SNAs have been shown in various model systems, such as retinal disease (e.g., VEGF-siRNA-SNA), to efficiently deliver nucleic acids with therapeutic benefit. Of significance, as emphasized by Dr. Kudruk, SNAs (i.e., miRNA) can traverse the blood-brain barrier, providing efficient delivery of gene-modulating molecules to target glioblastomas, reducing tumor size and extending survival in mice.

SNAs are not without challenge, as limitations in endosomal escape can prevent them from reaching desired cellular compartments and their therapeutic effects. Therefore, Dr. Kudruk shared his work on the optimization of SNAs based on a PLGA core to promote access to the cystosol.

Talk 7

Autoimmune Diseases, the Arising Opportunities for Cell Therapies

In her talk, Dr. Dong Geng first highlighted the success of CAR-T cell therapies in hematological malignancies, such as B-cell leukemia, lymphoma, and multiple myelomas, where high efficacy and long-term disease remission has been achieved. To date, six CAR-T cells targeting B-cell antigens CD19 or BCMA are FDA-approved for cancer therapy.

Beyond cancer, autoimmune diseases are emerging as potential indications for the implementation of CAR-T cell therapies. Currently, autoimmune disease therapies include anti-inflammatory drugs and immunosuppression, which do not provide a curative solution.

B cells play a central role in autoimmune diseases, such as multiple sclerosis, lupus, rheumatoid arthritis, and more. Acting through different mechanisms, including antigen presentation, inflammation, and auto-antibody production, B cells damage healthy tissue and organs. Because of this central role, antibody drugs, such as rituximab, targeting CD19, have shown benefits as therapies for autoimmune diseases. However, Dr. Geng pointed out that responses to this antibody-drug are not durable due to incomplete B cell clearance. As opposed to antibody drugs, CAR-T cells targeting B-cell antigens may more effectively lead to prolonged B-cell depletion.

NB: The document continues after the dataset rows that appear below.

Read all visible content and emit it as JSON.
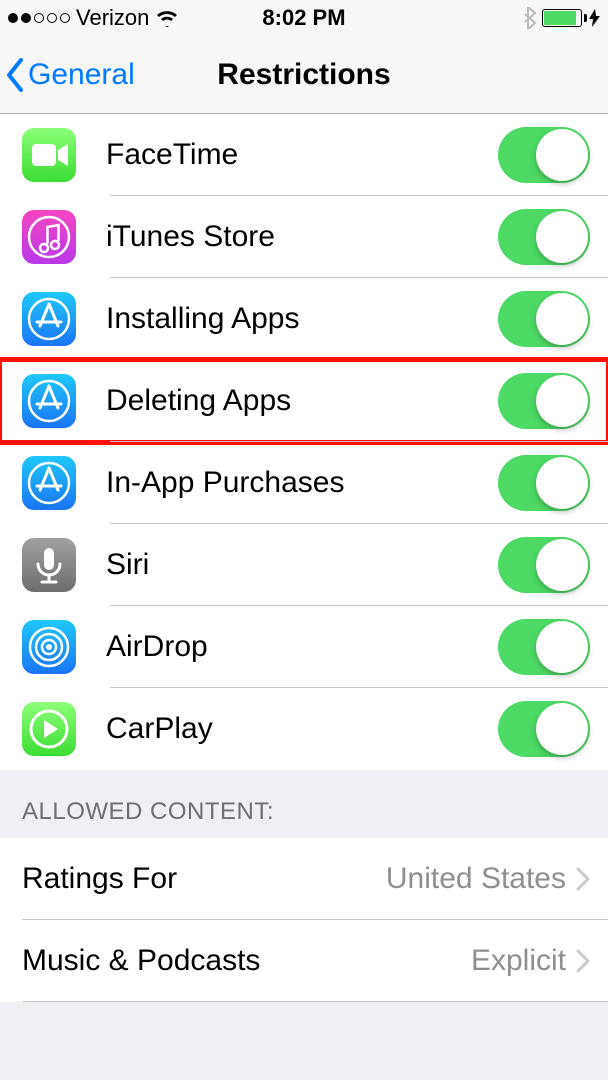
{
  "status": {
    "carrier": "Verizon",
    "time": "8:02 PM"
  },
  "nav": {
    "back_label": "General",
    "title": "Restrictions"
  },
  "apps": [
    {
      "id": "facetime",
      "label": "FaceTime",
      "icon": "facetime-icon",
      "on": true,
      "hl": false
    },
    {
      "id": "itunes",
      "label": "iTunes Store",
      "icon": "itunes-icon",
      "on": true,
      "hl": false
    },
    {
      "id": "install",
      "label": "Installing Apps",
      "icon": "appstore-icon",
      "on": true,
      "hl": false
    },
    {
      "id": "delete",
      "label": "Deleting Apps",
      "icon": "appstore-icon",
      "on": true,
      "hl": true
    },
    {
      "id": "inapp",
      "label": "In-App Purchases",
      "icon": "appstore-icon",
      "on": true,
      "hl": false
    },
    {
      "id": "siri",
      "label": "Siri",
      "icon": "siri-icon",
      "on": true,
      "hl": false
    },
    {
      "id": "airdrop",
      "label": "AirDrop",
      "icon": "airdrop-icon",
      "on": true,
      "hl": false
    },
    {
      "id": "carplay",
      "label": "CarPlay",
      "icon": "carplay-icon",
      "on": true,
      "hl": false
    }
  ],
  "section_header": "ALLOWED CONTENT:",
  "content_rows": [
    {
      "id": "ratings",
      "label": "Ratings For",
      "value": "United States"
    },
    {
      "id": "music",
      "label": "Music & Podcasts",
      "value": "Explicit"
    }
  ]
}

To date, clinical studies using CAR-T cells (e.g., anti-CD19) as therapies for autoimmune diseases indicate that deep B-cell depletion is achieved and associated with reduced autoantibody production and remission. Significantly, following CAR-T cell treatment, B-cells are reconstituted within ~4 months in lupus patients, but the cells are phenotypically different, being mostly naïve. Therefore, the reduced number of antibody-producing, memory B cells and, consequently, autoantibodies after CAR-T cell therapy suggests that this approach may be effective at re-setting autoimmunity. Additional clinical studies suggest similar outcomes with prolonged remissions of ~1 year or longer, enabling patients to discontinue immunosuppressive therapies for up to 2 years. Similarly, in clinical studies with patients with Myasthenia Gravis, treatment with anti-BCMA CAR-T cells was effective in reducing disease severity.

Driven by promising findings, the number of clinical trials evaluating the use of CAR-T cells in autoimmune disease patients has increased significantly, from fewer than 10 in 2021 to 40 studies in 2024. Despite this increase, studies so far are relatively small, and therefore more data is required to fully understand the full benefits and long-term effects of CAR-T cells in this heterogeneous patient population.